Buttermilk is excellent for mixing scones. Once upon a time scones were only made when milk was starting to sour and needed using up. But nowadays a squeeze of lemon juice or ½ teaspoon of bicarb soda to each cup of milk really does the trick. A beaten egg yolk into the milk with a pinch of sugar makes them even richer & very light. Use just a scant cup of milk (e.g 230ml) if adding egg yolk to your mixture
Always mix scone dough with a knife & be super quick getting them into the oven. I mostly make generous sized ones (cafe habit), cutting them with an old crystal whisky glass, left on the kitchen shelf just for this purpose. Small ones are lovely too. Store bought scone cutters come in lots of sizes. If you slightly twist, rather than pushing straight down when cutting them you’ll find they rise even higher. Wrap your precious bundle inside the loveliest linen tea towel in your drawer as soon as they come out, resting on a wire tray.
Last word (I promise!) on scones, you can add a little apple & cinnamon (the batch pictured bottom), ginger, sultanas or currants, even pumpkin to this recipe. 100g of grated mature cheddar to dry ingredients is yum too. Substitute the milk for water though if using cheese. Most often I leave them plain Jane & serve with lemon butter or homemade jam - displayed on my Mum's best $25 garage sale silver (what a treasure!) with a cutting from the garden.

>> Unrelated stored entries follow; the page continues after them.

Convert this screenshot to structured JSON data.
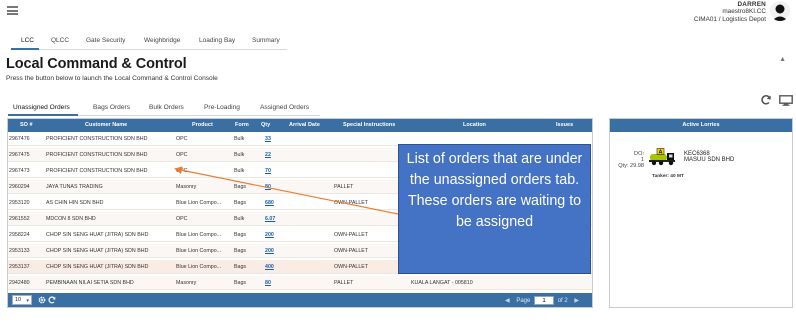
{
  "header": {
    "user_name": "DARREN",
    "user_login": "maestro8KI.CC",
    "location": "CIMA01 / Logistics Depot"
  },
  "subnav": {
    "tabs": [
      "LCC",
      "QLCC",
      "Gate Security",
      "Weighbridge",
      "Loading Bay",
      "Summary"
    ],
    "active": "LCC"
  },
  "page": {
    "title": "Local Command & Control",
    "subtitle": "Press the button below to launch the Local Command & Control Console"
  },
  "order_tabs": {
    "tabs": [
      "Unassigned Orders",
      "Bags Orders",
      "Bulk Orders",
      "Pre-Loading",
      "Assigned Orders"
    ],
    "active": "Unassigned Orders"
  },
  "grid": {
    "columns": [
      "SO #",
      "Customer Name",
      "Product",
      "Form",
      "Qty",
      "Arrival Date",
      "Special Instructions",
      "Location",
      "Issues"
    ],
    "rows": [
      {
        "so": "2967476",
        "customer": "PROFICIENT CONSTRUCTION SDN BHD",
        "product": "OPC",
        "form": "Bulk",
        "qty": "33",
        "arrival": "",
        "instructions": "",
        "location": "",
        "issues": ""
      },
      {
        "so": "2967475",
        "customer": "PROFICIENT CONSTRUCTION SDN BHD",
        "product": "OPC",
        "form": "Bulk",
        "qty": "22",
        "arrival": "",
        "instructions": "",
        "location": "",
        "issues": ""
      },
      {
        "so": "2967473",
        "customer": "PROFICIENT CONSTRUCTION SDN BHD",
        "product": "OPC",
        "form": "Bulk",
        "qty": "70",
        "arrival": "",
        "instructions": "",
        "location": "",
        "issues": ""
      },
      {
        "so": "2960294",
        "customer": "JAYA TUNAS TRADING",
        "product": "Masonry",
        "form": "Bags",
        "qty": "80",
        "arrival": "",
        "instructions": "PALLET",
        "location": "",
        "issues": ""
      },
      {
        "so": "2953120",
        "customer": "AS CHIN HIN SDN BHD",
        "product": "Blue Lion Compo...",
        "form": "Bags",
        "qty": "680",
        "arrival": "",
        "instructions": "OWN-PALLET",
        "location": "",
        "issues": ""
      },
      {
        "so": "2961552",
        "customer": "MDCON 8 SDN BHD",
        "product": "OPC",
        "form": "Bulk",
        "qty": "6.07",
        "arrival": "",
        "instructions": "",
        "location": "",
        "issues": ""
      },
      {
        "so": "2958224",
        "customer": "CHOP SIN SENG HUAT (JITRA) SDN BHD",
        "product": "Blue Lion Compo...",
        "form": "Bags",
        "qty": "200",
        "arrival": "",
        "instructions": "OWN-PALLET",
        "location": "",
        "issues": ""
      },
      {
        "so": "2953133",
        "customer": "CHOP SIN SENG HUAT (JITRA) SDN BHD",
        "product": "Blue Lion Compo...",
        "form": "Bags",
        "qty": "200",
        "arrival": "",
        "instructions": "OWN-PALLET",
        "location": "",
        "issues": ""
      },
      {
        "so": "2953137",
        "customer": "CHOP SIN SENG HUAT (JITRA) SDN BHD",
        "product": "Blue Lion Compo...",
        "form": "Bags",
        "qty": "400",
        "arrival": "",
        "instructions": "OWN-PALLET",
        "location": "",
        "issues": ""
      },
      {
        "so": "2942480",
        "customer": "PEMBINAAN NILAI SETIA SDN BHD",
        "product": "Masonry",
        "form": "Bags",
        "qty": "80",
        "arrival": "",
        "instructions": "PALLET",
        "location": "KUALA LANGAT - 005810",
        "issues": ""
      }
    ],
    "footer": {
      "page_size": "10",
      "page_label": "Page",
      "current_page": "1",
      "of_pages": "of 2"
    }
  },
  "lorries": {
    "title": "Active Lorries",
    "items": [
      {
        "do_label": "DO:",
        "do_value": "1",
        "qty": "Qty: 29.98",
        "plate": "KEC6368",
        "company": "MASUU SDN BHD",
        "tanker": "Tanker: 40 MT",
        "badge": "A"
      }
    ]
  },
  "annotation": {
    "text": "List of orders that are under the unassigned orders tab. These orders are waiting to be assigned"
  },
  "colors": {
    "header_blue": "#3a6fa3",
    "callout_blue": "#4472c4",
    "arrow_orange": "#ed7d31",
    "link_blue": "#1a5ea8"
  }
}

Currumbin Beach 1925 Courtesy of Queensland State Library Archive
Why is it we turn to tradition in times of change? Comfort I guess, like the food itself. Am I admitting already in my 1st Posting that I am a comfort eater?! Yup. I believe we all find solace in good food.
My 1st ever Cookbook was The Schauer Australian Cookery Book, published in 1909. Along with Miss Amy Schauer’s Fruit Preserving and Confectionary Book (1908). My Grandma gave it to me 74 years later in 1983. I was fourteen at the time. Now I’ve gone and admitted my 2nd truth haven’t it. Well, Amy Schauer would have been 112. Plenty of her stories and inspiration to come. She really was Australia’s 1st lady of Cuisine. Many Australian women from this era, particularly in Queensland, passed on a cherished copy of her cookery book to their daughters and granddaughters. Online shopping now ensures vintage copies still circulate to the highest bidder. And I hope and wait for a New Edition to be released one day.
It is this iconic book and the passion of these two very special ladies that inspires me to blog my own adventures in food and travel. I hope by sharing with you my favourite recipes and stories you will feel inspired to recreate and rediscover the great sophistication in simplicity.
Right now is a very exciting time in Australian kitchens. Young Australians and foodies all around the world have never been more stimulated by Australia's dynamic multicultural cuisine. Whether homecook, farmer, baker or qualified chef, Australian culinary skills and our magnificent produce command respect. After all the dishes are done, we really are 'the lucky country' in so many ways.